Bojonggede – bogoronline.com – Aksi penolakan pembangunan apartemen yang berlokasi di Kampung Glonggong, tak hanya dari warga Desa Kedung Waringin saja, tapi juga datang dari warga RW 11, Desa Waringin Jaya.
Penolakan itu didasari, karena warga khawatir, bila apartemen tersebut akan menimbulkan banjir, lantaran lokasi yang akan dibangun rumah vertikal itu merupakan daerah serapan air.

“Warga RW 11 yang terdiri dari tujuh  sudah menunjuk LBH Bogor sebagai kuasa hukum, untuk menolak rencana pembangunan apartemen yang lokasinya berada di Desa Kedung Waringin, Kecamatan Bojonggede,” kata Direktur Eksekutif LBH Bogor Zentoni, Selasa (29/03).

Zentoni menegaskan, sebagai langkah awal, pihaknya akan melayangkan surat ke Badan Lingkungan Hidup (BLH) Kabupaten Bogor, untuk tidak melanjutkan pembahasan Analisis Dampak Lingkungan (Amdal0). “Kalau BLH tetap keukeuh membahasnya dengan sangat terpaksa, kami akan menempuh jalur hukum,” tegasnya.
Zentoni mengatakan, lokasi yang dimohon untuk dibangun apartemen itu sebenarnya tidak layak, karena berada di pinggir Kali Baru, bahkan kata dia akan menimbulkan titik kemacetan baru. Pasalnya jalan yang menjadi pintu masuk kelokasi apartemen sangat sempit.

“Kalau dikaji secara mendalam, di Kampung Glonggong itu, tidak layak dibangun sebuah apartemen, kita sarankan pengembang mencari lahan yang lebih pas dan tidak memaksakan harus di Kampung Glonggong,” ujarnya.

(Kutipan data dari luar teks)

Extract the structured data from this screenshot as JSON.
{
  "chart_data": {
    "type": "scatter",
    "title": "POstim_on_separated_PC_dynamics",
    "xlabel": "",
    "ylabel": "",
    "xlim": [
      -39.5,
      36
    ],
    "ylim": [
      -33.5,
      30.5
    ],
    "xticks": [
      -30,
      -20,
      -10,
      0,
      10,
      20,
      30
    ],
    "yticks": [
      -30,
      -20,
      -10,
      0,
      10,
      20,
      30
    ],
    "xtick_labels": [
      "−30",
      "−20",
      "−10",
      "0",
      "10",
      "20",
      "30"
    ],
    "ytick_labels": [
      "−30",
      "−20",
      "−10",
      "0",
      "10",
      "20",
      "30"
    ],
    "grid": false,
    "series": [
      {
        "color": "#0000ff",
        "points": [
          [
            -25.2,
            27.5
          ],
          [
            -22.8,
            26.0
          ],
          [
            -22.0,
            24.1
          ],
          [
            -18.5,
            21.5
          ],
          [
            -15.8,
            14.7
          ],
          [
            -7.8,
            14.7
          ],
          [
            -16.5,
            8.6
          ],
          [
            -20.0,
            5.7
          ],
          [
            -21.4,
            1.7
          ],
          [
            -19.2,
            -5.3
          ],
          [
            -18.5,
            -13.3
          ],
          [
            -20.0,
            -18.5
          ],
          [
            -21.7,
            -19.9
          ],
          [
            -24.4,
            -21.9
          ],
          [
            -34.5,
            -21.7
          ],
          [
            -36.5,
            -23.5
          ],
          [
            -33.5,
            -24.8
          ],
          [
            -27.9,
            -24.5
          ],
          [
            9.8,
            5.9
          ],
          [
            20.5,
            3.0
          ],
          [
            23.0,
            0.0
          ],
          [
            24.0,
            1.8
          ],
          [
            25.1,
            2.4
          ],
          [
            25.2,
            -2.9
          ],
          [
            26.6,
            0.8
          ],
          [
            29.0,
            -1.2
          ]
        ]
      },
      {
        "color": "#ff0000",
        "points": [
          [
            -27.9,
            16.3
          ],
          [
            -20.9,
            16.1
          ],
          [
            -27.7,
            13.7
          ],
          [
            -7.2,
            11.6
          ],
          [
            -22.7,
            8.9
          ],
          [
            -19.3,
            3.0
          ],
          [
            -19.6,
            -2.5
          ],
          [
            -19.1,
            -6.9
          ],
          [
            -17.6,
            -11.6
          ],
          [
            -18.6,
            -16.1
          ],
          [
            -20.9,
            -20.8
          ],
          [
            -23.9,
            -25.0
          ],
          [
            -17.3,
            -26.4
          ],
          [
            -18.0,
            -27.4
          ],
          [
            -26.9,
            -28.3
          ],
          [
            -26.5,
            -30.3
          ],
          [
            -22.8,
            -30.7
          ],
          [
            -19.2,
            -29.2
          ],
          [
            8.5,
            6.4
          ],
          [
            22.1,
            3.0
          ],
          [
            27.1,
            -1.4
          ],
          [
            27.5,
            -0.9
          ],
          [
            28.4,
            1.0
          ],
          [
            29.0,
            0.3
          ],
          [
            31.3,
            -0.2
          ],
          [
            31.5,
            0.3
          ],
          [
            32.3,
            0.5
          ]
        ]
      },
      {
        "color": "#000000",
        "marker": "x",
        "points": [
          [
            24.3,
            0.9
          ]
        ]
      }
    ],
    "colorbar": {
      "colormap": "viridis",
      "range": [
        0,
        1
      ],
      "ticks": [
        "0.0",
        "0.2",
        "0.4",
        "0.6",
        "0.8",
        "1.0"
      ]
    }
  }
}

Kepala Badan Pengelolaan Lingkungan Hidup Roni Sukmana hingga berita ini diturunkan belum bisa dimintai tanggapannya, karena ketika dihubungi melalui telepon selurernya yang bersangkutan tidak merespon, bahkan layanan pesan singkat yang dikirim Jurnal Bogor pun tidak dibalas.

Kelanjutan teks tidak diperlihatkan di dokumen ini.